É na condição de abcesso nessas terras já embebidas de sangue que Diva agirá no tempo, ao passo que o tempo agirá sobre Diva. Se hoje a imensa vermelhidão daquela fenda arroga-se na imanência do presente, há que se confiar no devir do tempo, quando Diva será tomada pela força das plantas, das raízes, dos animais, das chuvas, do limo etc., produzindo cotidianamente um embate ético e institucional entre “limpar a obra e, assim, manter a ferida aberta”, e/ou permitir que ela se arruíne, entregando-se a forças que, tal como em Amuamas, podem, de alguma forma, regenerar ou recriá-la. Politicamente, Diva nos pergunta quando – e a quem – serve manter uma ferida viva.
É dado o risco de escamotearmos o alicerce, a intencionalidade e a performatividade traumáticas que Diva carrega e impinge que sublinho o quanto a obra que tanto tem “causado polêmica” por ser uma “vulva de 33 metros” não é, primordialmente, um “bucetão” gravado sobre as terras patriarcais e misóginas do nordeste brasileiro. O que as críticas à suposta ausência de mimetismo da obra (na inexistência de clitóris, grandes lábios ou sei lá mais o quê) terminam por negligenciar é o fato de que aquele orifício é, antes e fundamentalmente, uma ferida.
E se, a despeito de uma anatomia que autoriza outras interpretações à Diva, persistir a ênfase exclusiva sobre a ideia de um “bucetão de 33 metros”, que não seja omitido o que, nessa vulva, é carne viva.
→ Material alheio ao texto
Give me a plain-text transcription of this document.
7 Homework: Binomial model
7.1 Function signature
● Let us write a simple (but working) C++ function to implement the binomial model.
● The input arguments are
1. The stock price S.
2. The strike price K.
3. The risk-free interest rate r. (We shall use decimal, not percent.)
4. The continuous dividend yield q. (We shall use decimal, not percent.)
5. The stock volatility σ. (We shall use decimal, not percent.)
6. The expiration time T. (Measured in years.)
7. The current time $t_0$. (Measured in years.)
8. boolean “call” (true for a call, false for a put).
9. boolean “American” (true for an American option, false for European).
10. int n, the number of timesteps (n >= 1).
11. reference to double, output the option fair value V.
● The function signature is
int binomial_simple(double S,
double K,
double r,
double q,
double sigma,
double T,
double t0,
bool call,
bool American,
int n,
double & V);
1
Em um dos países mais feminicidas, transfóbicos, homofóbicos e racistas do mundo, ser um corpo não-macho, que reivindica o pleno direito a outras topologias que não o falocentrismo masculinista do pau-duro é, sem dúvida, lidar com o trauma de um corpo historicamente violado que segue sendo cotidianamente ferido de muitas – e, a depender de sua cor ou gênero, de distintas e assimétricas – maneiras.
Entre espéculos e outros modos (quase sempre silenciosos e invisíveis) de produzir hiatos muitas vezes intransponíveis, que possamos encarar o que, em Diva, tanto fere quanto é ferida.